Tuesday, August 23, 2011


By Ian McEwan

I broke a cardinal rule.

I'm a fairly disciplined individual who likes to live by a certain set of rules, most of them self-imposed (I have no idea why I seem to function better via self-discipline, but I do). I have self-imposed rules is virtually every facet of my life. It helps me stay organized. It helps me stay focused and it keeps me out of a lot of trouble I would otherwise find myself in (read: no alcohol on weekdays).

I have rules for reading. Some of them cardinal. One of my cardinal rules is that I must read every day. This is a rule I have not broken in over three years. Most days I read in the vicinity of 50-100 pages depending on how interesting the book is, font size and time. I also never leave a book unfinished, no matter how bad it is. Oddly enough, because of these rules I tend to read books quicker if they are bad. I can't set them aside or put them down, so I blast through trash as quickly as I do gems.

Another cardinal rule is that I never, ever read a book if I have already seen the movie. Like I wrote in a previous blog, I don't often go to movies, but I have seen a few along the way. I generally avoid novel adaptations figuring that I might one day like to read the book. Plus, I think that movies and novels should be mutually exclusive. Just cause a segment of the population doesn't want to take the time to read a story we should have to pander to them by making good books into sub-par movies.

But I digress.

I've seen Atonement. I can't for the life of me remember having seen it, but I have. I know I saw it because it was nominated for Best Picture at the Oscars a few years back and it was one of those years where I decided to watch all the nominees (before they went to ten nominees and I completely lost interest). I remember because that was the year of No Country for Old Men and There Will Be Blood, two movies I actually liked a lot and I watched them back to back. A rarity.
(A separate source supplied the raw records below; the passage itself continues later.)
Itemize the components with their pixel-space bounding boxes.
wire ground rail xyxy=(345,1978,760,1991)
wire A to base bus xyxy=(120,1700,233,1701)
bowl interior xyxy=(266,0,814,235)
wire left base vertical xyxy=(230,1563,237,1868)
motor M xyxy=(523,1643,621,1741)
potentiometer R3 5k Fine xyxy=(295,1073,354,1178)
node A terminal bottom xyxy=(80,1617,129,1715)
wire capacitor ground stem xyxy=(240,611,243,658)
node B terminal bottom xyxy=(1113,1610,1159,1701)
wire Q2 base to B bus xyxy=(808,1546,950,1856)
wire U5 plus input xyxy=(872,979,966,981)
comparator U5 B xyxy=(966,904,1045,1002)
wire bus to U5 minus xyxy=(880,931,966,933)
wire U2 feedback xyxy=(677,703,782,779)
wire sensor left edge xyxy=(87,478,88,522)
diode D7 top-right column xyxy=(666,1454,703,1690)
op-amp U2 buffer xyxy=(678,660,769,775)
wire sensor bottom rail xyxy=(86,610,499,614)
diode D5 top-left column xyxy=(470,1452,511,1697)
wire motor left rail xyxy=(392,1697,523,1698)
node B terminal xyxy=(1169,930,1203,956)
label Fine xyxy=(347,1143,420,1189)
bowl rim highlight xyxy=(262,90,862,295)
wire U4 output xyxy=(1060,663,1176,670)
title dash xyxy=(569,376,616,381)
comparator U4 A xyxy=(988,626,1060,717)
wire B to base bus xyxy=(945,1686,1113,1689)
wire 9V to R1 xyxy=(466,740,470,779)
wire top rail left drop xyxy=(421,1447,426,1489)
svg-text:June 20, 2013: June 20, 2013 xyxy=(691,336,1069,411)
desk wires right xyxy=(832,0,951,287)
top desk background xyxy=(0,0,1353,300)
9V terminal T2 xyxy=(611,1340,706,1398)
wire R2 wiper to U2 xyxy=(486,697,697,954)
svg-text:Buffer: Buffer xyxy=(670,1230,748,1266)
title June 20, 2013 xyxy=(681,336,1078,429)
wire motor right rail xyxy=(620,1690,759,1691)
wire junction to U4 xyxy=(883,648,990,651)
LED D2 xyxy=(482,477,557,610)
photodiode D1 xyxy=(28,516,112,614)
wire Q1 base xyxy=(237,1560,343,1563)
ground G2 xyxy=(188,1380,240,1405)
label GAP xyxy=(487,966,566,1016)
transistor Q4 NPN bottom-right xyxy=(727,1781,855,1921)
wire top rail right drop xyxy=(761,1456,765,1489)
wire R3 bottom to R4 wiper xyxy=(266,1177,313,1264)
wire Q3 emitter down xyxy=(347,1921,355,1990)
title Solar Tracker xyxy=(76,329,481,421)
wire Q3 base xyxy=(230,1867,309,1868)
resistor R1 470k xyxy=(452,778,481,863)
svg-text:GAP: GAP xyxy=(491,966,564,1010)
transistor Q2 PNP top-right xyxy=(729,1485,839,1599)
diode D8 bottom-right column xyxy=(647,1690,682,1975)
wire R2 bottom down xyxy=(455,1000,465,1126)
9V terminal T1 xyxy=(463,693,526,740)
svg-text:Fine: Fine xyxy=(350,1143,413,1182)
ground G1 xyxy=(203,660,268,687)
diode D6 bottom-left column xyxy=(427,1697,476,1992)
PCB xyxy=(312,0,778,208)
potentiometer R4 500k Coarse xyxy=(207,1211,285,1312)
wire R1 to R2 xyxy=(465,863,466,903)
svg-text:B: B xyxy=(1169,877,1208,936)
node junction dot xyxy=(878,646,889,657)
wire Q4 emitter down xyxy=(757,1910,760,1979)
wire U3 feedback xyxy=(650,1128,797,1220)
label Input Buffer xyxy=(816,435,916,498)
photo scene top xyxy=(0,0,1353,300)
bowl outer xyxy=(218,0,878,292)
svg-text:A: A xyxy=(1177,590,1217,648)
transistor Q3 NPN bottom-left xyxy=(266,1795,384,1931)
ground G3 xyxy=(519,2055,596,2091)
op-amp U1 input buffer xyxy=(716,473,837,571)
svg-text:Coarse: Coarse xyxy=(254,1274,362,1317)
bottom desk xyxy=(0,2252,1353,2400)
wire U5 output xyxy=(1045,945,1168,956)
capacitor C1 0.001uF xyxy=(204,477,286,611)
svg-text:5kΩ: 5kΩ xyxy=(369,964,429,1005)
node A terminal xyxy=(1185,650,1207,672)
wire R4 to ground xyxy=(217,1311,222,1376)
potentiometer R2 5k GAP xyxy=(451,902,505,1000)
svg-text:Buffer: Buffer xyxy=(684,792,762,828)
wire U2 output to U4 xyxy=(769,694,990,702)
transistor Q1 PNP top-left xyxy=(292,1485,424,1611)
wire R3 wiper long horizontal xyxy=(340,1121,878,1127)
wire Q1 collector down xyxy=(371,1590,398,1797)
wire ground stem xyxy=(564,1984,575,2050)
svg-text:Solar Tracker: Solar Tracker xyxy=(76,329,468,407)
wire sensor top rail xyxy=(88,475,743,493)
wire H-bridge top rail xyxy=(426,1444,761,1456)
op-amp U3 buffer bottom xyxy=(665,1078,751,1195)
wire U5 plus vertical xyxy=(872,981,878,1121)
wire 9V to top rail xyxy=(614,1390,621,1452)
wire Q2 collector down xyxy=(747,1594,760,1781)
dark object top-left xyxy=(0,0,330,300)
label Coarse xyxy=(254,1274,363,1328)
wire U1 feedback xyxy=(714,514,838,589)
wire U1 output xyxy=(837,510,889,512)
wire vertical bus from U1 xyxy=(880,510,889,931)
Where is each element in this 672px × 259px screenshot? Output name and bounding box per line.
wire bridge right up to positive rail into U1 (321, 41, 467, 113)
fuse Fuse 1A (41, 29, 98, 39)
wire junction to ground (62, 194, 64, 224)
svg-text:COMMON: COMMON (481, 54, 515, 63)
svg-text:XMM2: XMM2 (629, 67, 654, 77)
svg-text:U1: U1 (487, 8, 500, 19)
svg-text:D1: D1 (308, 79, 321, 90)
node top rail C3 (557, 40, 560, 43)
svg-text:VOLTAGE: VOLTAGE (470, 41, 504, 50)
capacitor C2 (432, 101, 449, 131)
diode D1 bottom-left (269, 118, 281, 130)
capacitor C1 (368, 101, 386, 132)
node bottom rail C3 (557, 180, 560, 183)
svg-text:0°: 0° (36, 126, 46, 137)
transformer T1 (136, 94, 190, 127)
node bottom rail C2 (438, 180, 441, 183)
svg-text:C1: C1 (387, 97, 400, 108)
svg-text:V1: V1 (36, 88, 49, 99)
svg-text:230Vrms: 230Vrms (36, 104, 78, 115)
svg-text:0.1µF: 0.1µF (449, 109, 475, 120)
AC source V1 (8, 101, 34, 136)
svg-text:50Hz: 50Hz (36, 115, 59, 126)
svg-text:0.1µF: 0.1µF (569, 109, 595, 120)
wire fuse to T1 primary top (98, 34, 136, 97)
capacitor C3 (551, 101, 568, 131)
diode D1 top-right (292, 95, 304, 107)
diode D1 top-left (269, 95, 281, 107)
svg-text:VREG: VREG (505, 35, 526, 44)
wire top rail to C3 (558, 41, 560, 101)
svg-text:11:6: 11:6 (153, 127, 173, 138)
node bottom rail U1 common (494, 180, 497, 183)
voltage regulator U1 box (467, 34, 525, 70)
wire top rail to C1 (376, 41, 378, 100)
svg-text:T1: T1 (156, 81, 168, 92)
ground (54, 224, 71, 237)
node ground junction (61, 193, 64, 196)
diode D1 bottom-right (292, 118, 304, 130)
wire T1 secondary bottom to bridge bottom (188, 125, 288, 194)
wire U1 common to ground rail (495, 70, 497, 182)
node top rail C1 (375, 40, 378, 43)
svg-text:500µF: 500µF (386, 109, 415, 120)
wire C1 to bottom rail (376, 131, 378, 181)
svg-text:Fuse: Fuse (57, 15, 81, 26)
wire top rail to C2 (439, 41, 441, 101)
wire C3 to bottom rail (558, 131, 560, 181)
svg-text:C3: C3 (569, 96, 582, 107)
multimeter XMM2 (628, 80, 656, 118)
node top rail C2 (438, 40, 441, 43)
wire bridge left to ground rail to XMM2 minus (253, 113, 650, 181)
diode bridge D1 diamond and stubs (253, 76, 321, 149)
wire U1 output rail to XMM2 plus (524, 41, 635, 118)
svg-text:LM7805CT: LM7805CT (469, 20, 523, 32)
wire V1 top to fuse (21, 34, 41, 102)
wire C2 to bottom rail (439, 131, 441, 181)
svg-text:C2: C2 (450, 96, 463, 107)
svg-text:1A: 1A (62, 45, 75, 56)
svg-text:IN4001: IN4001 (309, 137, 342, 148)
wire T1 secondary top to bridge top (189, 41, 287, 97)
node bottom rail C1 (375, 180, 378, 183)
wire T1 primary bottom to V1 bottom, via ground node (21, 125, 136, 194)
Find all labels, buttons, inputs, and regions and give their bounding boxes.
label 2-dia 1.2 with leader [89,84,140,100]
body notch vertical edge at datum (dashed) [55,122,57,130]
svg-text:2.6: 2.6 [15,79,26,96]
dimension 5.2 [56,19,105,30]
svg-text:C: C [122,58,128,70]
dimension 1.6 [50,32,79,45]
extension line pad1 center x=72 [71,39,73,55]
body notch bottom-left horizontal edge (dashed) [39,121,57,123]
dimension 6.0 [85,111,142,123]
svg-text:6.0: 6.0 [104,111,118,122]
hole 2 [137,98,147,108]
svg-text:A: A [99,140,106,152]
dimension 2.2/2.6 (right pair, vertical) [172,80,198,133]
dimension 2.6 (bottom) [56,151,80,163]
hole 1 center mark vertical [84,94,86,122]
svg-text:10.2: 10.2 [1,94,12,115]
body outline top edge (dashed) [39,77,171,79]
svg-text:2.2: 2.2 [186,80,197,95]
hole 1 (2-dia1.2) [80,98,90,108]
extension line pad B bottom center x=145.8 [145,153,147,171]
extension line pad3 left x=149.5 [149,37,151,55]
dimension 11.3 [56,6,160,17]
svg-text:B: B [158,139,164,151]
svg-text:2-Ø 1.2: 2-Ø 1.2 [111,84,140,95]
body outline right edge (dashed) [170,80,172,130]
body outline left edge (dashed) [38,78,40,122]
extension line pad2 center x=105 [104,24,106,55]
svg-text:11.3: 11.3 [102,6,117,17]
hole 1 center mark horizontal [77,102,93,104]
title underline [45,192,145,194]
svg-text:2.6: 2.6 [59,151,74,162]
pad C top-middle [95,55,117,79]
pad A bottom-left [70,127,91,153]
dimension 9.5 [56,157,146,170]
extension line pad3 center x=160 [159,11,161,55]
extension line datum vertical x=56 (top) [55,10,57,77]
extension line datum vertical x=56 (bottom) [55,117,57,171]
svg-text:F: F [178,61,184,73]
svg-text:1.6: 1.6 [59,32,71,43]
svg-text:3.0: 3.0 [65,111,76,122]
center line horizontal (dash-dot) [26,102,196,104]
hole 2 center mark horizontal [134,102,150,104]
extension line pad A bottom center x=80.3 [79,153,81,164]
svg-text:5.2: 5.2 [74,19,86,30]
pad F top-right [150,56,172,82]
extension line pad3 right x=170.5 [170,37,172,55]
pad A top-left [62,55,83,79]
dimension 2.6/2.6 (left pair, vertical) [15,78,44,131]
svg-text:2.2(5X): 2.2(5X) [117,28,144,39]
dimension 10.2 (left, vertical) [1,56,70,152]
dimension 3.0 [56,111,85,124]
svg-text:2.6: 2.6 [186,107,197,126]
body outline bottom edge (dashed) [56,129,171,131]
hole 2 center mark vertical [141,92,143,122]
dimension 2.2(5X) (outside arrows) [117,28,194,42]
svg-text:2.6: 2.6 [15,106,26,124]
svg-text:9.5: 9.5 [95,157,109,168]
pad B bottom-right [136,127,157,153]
Despite the fact that the novel was short-listed for the Booker Prize in 2001, I wouldn't have even bothered to pick Atonement up if I weren't so desperate. But I've been reduced to Douglas Coupland and Crime and Punishment on my bookshelf, neither of which are all that enticing. Breaking a cardinal rule and reading Atonement seemed like a better alternative to either of my other options and I figured the book would give me some insight into the characters that appeared in the movie (once I remembered the plot).

Well, it didn't really matter. Even at the end of the book I could not recall a single scene from the movie and the plot was completely unfamiliar (I don't watch movies drunk and I'm not prone to blackouts, so I'm at a loss for how this happened). In a way, I lucked out. I got a first-time read out of Atonement, and it turns out that it's a pretty decent read... if a bit plodding.

The first half of the novel center around Briony, a foolish young girl who fancies herself a writer of fairy tales and has her head firmly entrenched in her own fantasy world Through a series of tragic misunderstandings and misinterpretations, Briony mistakenly vilifies her older sister's (Cecilia) lover (Robbie) for a crime he did not commit, sending him to prison and social disgrace.

the second half of the novel fast-forwards a few years into the early days of World War II and the evacuation of Dunkirk. Briony reappears as a slightly older, slightly less foolish girl who works in London as a nurse. Robbie has spent time in prison and Cecilia has broken all ties with her family over the false accusation. Over time, Briony has realized the severity of her deception and has developed an overwhelming desire to set things straight and clear Robbie's name. At this point it's best to stop. I will not spoil the end. The plot is thin but what McEwan lacks in events he more than makes up for in emotional and psychological deconstruction.

McEwan explores the depths of some pretty intense human emotions, especially love, hate, guilt, shame, redemption and, well, atonement. It offers a wonderful introspection on the relationship between truth and fiction, love and hate as well as war and peace. McEwan balances between these dichotomies with a deft hand. It's a book deserving of the accolades it has received and a tour de force for the author. a must read for anyone who enjoys books that explore the depths of human emotions and the complexities of familial relationships.

I was truly surprised by this book and glad I broke a rule to read it. I figured it was the sort of book that would instantly hate but it turns out it is a very readable book. Perhaps I should break more of my rules.

Recommended. (Just don't see the movie. It's entirely forgettable).


nomadeye said...

On the basis of your review, I think I should read this book for myself. Luckily, I haven't seen this in movie form, so I'm in for a treat, I hope.